There are essentially two modes of pagination supported by GitLab depending on the result set size. Both methods use HTTP headers to denote information about the result set.

Importantly, any design would want to have an indirection object (and in this case GitlabListItem) which can have it’s resource dynamically loaded.

Resources (such as a GitlabProject, or GitlabIssue) are “views” into the JSON result set. They are only used for reading, not for mutating or creating resources on the API server.

Offset-based Pagination

This form is somewhat handy because you can know the entire result-set size up front. Then you can back-fill entries as accessed by the user using bucketed lazy-loading.

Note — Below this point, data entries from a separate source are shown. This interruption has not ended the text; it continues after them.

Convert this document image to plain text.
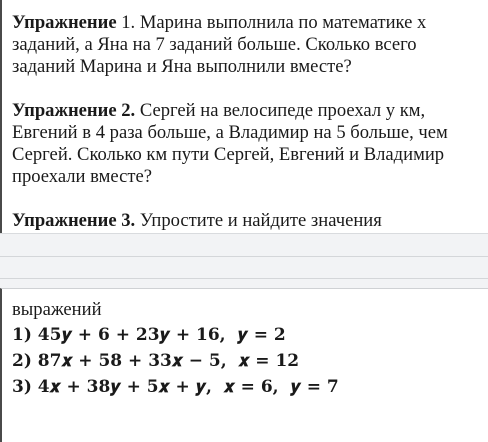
Упражнение 1. Марина выполнила по математике х заданий, а Яна на 7 заданий больше. Сколько всего заданий Марина и Яна выполнили вместе?

Упражнение 2. Сергей на велосипеде проехал у км, Евгений в 4 раза больше, а Владимир на 5 больше, чем Сергей. Сколько км пути Сергей, Евгений и Владимир проехали вместе?

Упражнение 3. Упростите и найдите значения

выражений
1) 45𝒚 + 6 + 23𝒚 + 16,  𝒚 = 2
2) 87𝒙 + 58 + 33𝒙 − 5,  𝒙 = 12
3) 4𝒙 + 38𝒚 + 5𝒙 + 𝒚,  𝒙 = 6,  𝒚 = 7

When the bucketed page loads, the indirection objects are supplied with their resource object which provides a typed API over the JsonNode backing it.

This is the “ideal” form from the consuming standpoint but can put a great deal of load on the GitLab server instance.

Progressive Pagination

The other form of pagination lets you fetch the next page after each subsequent request. The header provides the next page number.

One might expect that you could use this to still jump around to the appropriate page. However if you are not provided the “number of pages” header from the server then there is not much you can do to clamp your page range.

Conclusion

This was a fun little side-project to get to know some of the inner workings of the API backing what those of us in GNOME use every day. I have no idea if anything will come of it, but it certainly could be useful from Builder if anyone has time to run with it.

For example, imagine having access to common GitLab operations from the header bar.

A screenshot of GNOME Builder with a new GtkMenuButton in the headerbar containing a GitLab icon and menu.